Tina and Matthias Gabert, a medical receptionist and heating engineer from nearby Arzberg who have just pulled into a motorway service station just beyond the border crossing, say they switched to voting AfD at the last election “out of revenge” towards the CSU for its failure to control the borders. They would like to show their allegiance to the party once again “but the fact is we don’t feel safe,” they say. “Our girls are being grabbed from behind by refugees at the local swimming pool. It’s not surprising we like the border controls really. We can deal with the inconvenience.”

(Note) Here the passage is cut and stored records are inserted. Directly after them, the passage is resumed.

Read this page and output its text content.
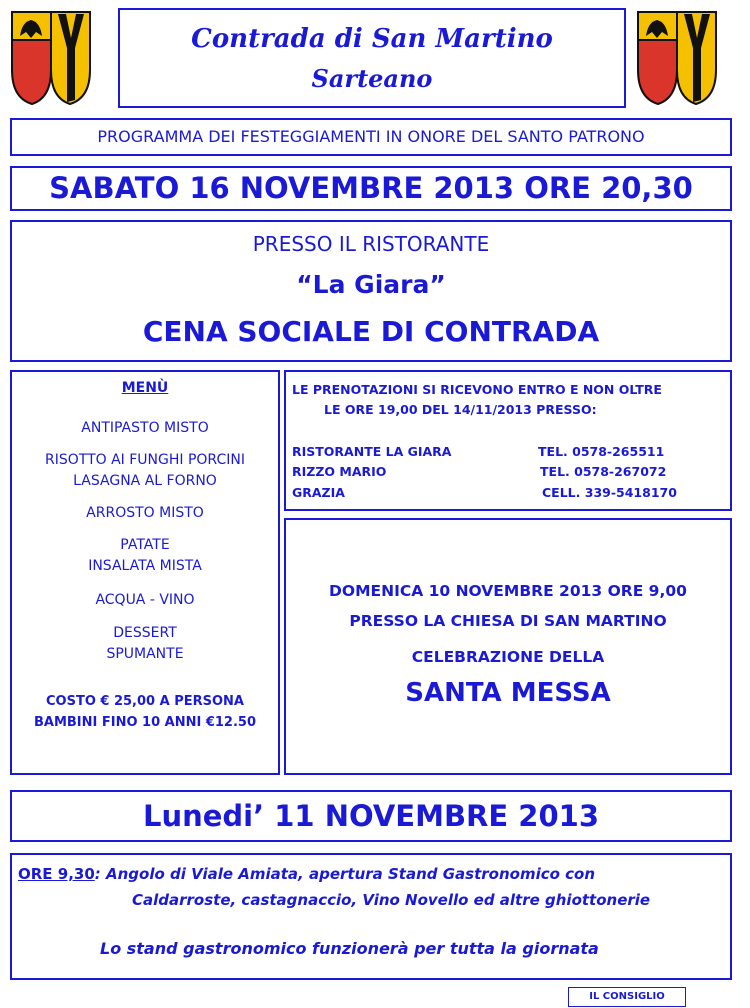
Contrada di San Martino
Sarteano
PROGRAMMA DEI FESTEGGIAMENTI IN ONORE DEL SANTO PATRONO
SABATO 16 NOVEMBRE 2013 ORE 20,30
PRESSO IL RISTORANTE
“La Giara”
CENA SOCIALE DI CONTRADA
MENÙ
ANTIPASTO MISTO
RISOTTO AI FUNGHI PORCINI
LASAGNA AL FORNO
ARROSTO MISTO
PATATE
INSALATA MISTA
ACQUA - VINO
DESSERT
SPUMANTE
COSTO € 25,00 A PERSONA
BAMBINI FINO 10 ANNI €12.50
LE PRENOTAZIONI SI RICEVONO ENTRO E NON OLTRE
LE ORE 19,00 DEL 14/11/2013 PRESSO:
RISTORANTE LA GIARA	TEL. 0578-265511
RIZZO MARIO	TEL. 0578-267072
GRAZIA	CELL. 339-5418170
DOMENICA 10 NOVEMBRE 2013 ORE 9,00
PRESSO LA CHIESA DI SAN MARTINO
CELEBRAZIONE DELLA
SANTA MESSA
Lunedi’ 11 NOVEMBRE 2013
ORE 9,30: Angolo di Viale Amiata, apertura Stand Gastronomico con
Caldarroste, castagnaccio, Vino Novello ed altre ghiottonerie
Lo stand gastronomico funzionerà per tutta la giornata
IL CONSIGLIO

Additional reporting by Janek Schmidt

Angela Merkel has sought to downplay expectations for today’s emergency meeting on migration. The informal “mini-summit” for EU leaders in Brussels is being seen as a lifeline for the chancellor, amid a bitter dispute over refugee policy between her CDU party and its conservative sister party in Bavaria, the CSU. But after a row with Italy about the point of the meeting, Merkel said it was a “consultation” and would yield “no concluding statement”.

Italy’s prime minister, Giuseppe Conte, agreed to go to Brussels only after Merkel abandoned a set of pre-written conclusions. A pre-cooked summit communique that emerged last week angered Rome: Conte said it neglected the “emergency” of migrant arrivals in Italy.

Around 41,000 migrants travelled across the Mediterranean in the first six months of 2018. The arrival figures are 51% down on last year and 81% down on 2016. Hungary’s Viktor Orbán said he and leaders of three other central European states would boycott the meeting, although none had been expected to attend.